Based on the novel of the same name by Daphne du Maurier, Roger Michell’s 2017 adaptation is about Phillip (Sam Claflin), a young man who was orphaned at a young age and raised by his older cousin Ambrose, who he grew to love as a father. When Ambrose moves away to Florence due to poor health, Phillip soon comes to learn that he has married a woman named Rachel (Rachel Weisz) and, after Phillip later finds out that Ambrose’s health has deteriorated further, leading to death, he puts the blame solely on Rachel and vows to exact justice. However when he and Rachel finally meet, Phillip quickly falls for her and sets about letting her share his wealth with the ultimate plan of marrying her. But is Rachel playing a long game, subtly manipulating events for her own sinister ends or is Phillip succumbing to paranoia and madness brought about by desire?
The film gets off to a good start within its opening few minutes as the central characters are introduced and we learn of the mystery of how Ambrose actually died. However, Phillip starts to go on and on about how he “wants justice”, how he plans on giving Rachel a piece of his mind, endlessly deriding her in the process and, even at this early stage in the film, it is all laid on far too thick which results in a slightly aggravating, slow start – I just wanted Rachel to be introduced as soon as possible and for Phillip to stop with his constant moaning and complaining.

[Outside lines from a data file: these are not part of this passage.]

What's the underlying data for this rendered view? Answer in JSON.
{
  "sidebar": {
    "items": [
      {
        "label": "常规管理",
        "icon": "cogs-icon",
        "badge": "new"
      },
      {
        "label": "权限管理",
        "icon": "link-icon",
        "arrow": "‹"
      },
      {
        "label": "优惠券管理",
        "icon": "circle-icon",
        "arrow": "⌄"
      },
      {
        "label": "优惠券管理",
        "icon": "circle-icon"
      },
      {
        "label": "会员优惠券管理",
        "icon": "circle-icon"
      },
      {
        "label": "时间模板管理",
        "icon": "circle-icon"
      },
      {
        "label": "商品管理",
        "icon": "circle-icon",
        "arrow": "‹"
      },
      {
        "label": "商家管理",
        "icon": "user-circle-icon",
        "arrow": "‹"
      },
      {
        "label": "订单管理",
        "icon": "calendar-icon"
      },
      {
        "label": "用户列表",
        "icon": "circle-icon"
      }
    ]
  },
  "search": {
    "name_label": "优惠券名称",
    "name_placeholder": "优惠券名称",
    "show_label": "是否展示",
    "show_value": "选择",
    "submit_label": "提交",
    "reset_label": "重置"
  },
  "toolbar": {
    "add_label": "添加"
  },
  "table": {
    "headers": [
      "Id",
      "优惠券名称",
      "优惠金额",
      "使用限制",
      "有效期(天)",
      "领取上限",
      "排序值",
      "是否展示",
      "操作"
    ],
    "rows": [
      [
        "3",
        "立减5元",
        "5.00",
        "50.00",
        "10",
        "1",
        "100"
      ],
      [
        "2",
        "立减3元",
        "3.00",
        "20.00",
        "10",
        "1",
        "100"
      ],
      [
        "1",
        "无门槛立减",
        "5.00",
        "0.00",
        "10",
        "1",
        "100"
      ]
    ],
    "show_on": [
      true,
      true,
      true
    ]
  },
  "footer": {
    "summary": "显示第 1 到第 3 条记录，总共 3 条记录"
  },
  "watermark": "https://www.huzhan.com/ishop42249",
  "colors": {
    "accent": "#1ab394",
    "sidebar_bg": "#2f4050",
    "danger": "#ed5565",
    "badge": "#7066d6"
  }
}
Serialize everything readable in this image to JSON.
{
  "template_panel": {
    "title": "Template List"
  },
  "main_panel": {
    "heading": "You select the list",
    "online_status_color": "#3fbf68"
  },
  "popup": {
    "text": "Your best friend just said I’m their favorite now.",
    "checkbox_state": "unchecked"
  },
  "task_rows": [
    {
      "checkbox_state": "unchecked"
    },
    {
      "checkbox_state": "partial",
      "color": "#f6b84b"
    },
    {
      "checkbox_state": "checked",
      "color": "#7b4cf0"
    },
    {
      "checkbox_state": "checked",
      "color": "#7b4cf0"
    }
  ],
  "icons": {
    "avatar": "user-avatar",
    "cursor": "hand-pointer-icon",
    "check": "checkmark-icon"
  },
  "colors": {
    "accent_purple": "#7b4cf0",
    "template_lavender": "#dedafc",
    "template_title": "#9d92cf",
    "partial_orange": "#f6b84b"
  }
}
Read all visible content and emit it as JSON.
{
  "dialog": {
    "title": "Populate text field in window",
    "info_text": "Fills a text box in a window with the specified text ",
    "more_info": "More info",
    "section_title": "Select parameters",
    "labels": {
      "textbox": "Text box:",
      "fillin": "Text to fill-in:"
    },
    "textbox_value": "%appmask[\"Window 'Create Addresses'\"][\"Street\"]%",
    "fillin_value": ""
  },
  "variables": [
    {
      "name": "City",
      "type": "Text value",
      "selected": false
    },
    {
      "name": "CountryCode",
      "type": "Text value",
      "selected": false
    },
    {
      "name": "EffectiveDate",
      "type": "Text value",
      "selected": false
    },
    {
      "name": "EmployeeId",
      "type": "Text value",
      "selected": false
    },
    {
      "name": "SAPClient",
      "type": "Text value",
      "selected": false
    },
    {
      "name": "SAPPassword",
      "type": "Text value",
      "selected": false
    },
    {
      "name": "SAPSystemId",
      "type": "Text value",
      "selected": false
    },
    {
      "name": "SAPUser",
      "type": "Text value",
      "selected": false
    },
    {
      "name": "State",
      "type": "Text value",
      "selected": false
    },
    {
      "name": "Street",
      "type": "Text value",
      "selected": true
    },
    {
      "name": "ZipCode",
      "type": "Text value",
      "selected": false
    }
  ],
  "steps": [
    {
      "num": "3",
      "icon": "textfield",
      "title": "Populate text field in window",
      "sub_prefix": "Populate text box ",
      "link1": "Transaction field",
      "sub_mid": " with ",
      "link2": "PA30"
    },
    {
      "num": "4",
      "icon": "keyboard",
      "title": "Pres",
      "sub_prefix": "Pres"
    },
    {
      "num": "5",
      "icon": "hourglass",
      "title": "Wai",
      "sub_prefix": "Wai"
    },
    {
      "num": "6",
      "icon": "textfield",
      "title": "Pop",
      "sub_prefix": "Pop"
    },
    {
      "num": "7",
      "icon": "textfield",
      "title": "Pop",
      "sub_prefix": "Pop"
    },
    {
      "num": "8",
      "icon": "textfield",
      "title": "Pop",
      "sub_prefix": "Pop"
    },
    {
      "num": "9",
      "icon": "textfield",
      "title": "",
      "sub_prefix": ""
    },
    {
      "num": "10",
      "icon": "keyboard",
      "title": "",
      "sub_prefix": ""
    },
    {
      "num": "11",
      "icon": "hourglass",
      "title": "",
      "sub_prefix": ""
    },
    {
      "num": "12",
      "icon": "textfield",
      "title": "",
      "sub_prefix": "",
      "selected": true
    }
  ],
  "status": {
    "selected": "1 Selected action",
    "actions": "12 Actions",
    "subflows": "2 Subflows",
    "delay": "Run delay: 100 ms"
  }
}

But when Rachel is eventually brought in (in an admittedly intriguing, dramatic tête-à-tête scene), Phillip seems to do a complete 180, drastically changing his mind about her after a brief and ultimately uneventful meeting. After a rushed montage (where we’re asked to quickly assume that he’s fallen for Rachel), Phillip is soon fawning over her, giving her jewellery, an incredibly generous allowance and making plans for her to inherit Ambrose’s estate, despite protestations from other people. The problem with this is that it doesn’t feel earned – not enough has happened between the two of them for us (or me, at least) to genuinely believe that she’s deserving and I genuinely struggled to understand just why Phillip has changed so dramatically, how he could instantly want to give away everything to a woman who, just a short while ago, he had planned revenge on.
It gets to a point where the narrative seems to jump right into the middle of the source material and, although I haven’t read the book, I believe that the film hasn’t translated the original material properly and that more of an effort should have been made in establishing the early relationship between Phillip and Rachel because as it stands, the rushed character change in Phillip is detrimental to the film and took me right out of it, not accepting what was happening onscreen.
The final section focuses on Phillip succumbing to paranoia and uncertainty, trying to get to the bottom of what Rachel is “planning” and although it all ends satisfactorily, the third act’s pacing is far too leisurely and it regrettably becomes boring, saying the same things over and over again. Despite an hour and forty minute runtime, it definitely feels much longer.
There are only a handful of performances as Sam Claflin and Rachel Weisz take centre stage and one or two others make up the supporting cast. Claflin is alright; he doesn’t exactly bring the house down and he and Weisz don’t have the best chemistry in the world but early scenes allow him to clearly show his paranoia and distrust and in the third act, he effectively looks like a man on the verge of losing his mind and Claflin throws himself into the role, taking his character down a dark, destructive path. Rachel Weisz makes for an intriguing screen presence and is by default the MVP; she can be perfectly charming and somewhat nervy, particularly in her first scene, while occasionally suggesting that she may not be all that she seems, using subtle eye movements and occasional questionable outbursts. She’s interesting enough to watch but the script doesn’t allow her to ever truly make a lasting impression; I personally would have liked to have seen more specific, misleading indications that Rachel was in fact a sinister, calculating presence.
A few others make up the supporting cast but it’s only really Holliday Grainger who stands out, having the third, and almost final, most interesting part. She plays Louise, a friend of Phillip who clearly has eyes for him, even though he is preoccupied with Rachel, who she warns him against. Grainger is an affable and likeable supporting player but her character isn’t developed too well and merely serves as a plot device.
My Cousin Rachel has an appealing visual quality as the production design is pleasing and the costumes are spot on, quite nice to look at. Rael Jones also contributes a tantalising score, injecting a laudable sense of eeriness and tension that keeps the interest up and constantly suggests that there’s something sinister afoot.
There was a certain point within the film where I concluded that this is a film that would probably have been better were it made sometime in the fifties, preferably directed by Hitchcock. Later on, I learned that there was indeed a 1952 version starring Olivia de Havilland and Richard Burton so perhaps this 2017 version is “too little, too late”, that it’s an adaptation that doesn’t really work in this day and age, though it may have been more effective as a BBC serial or something.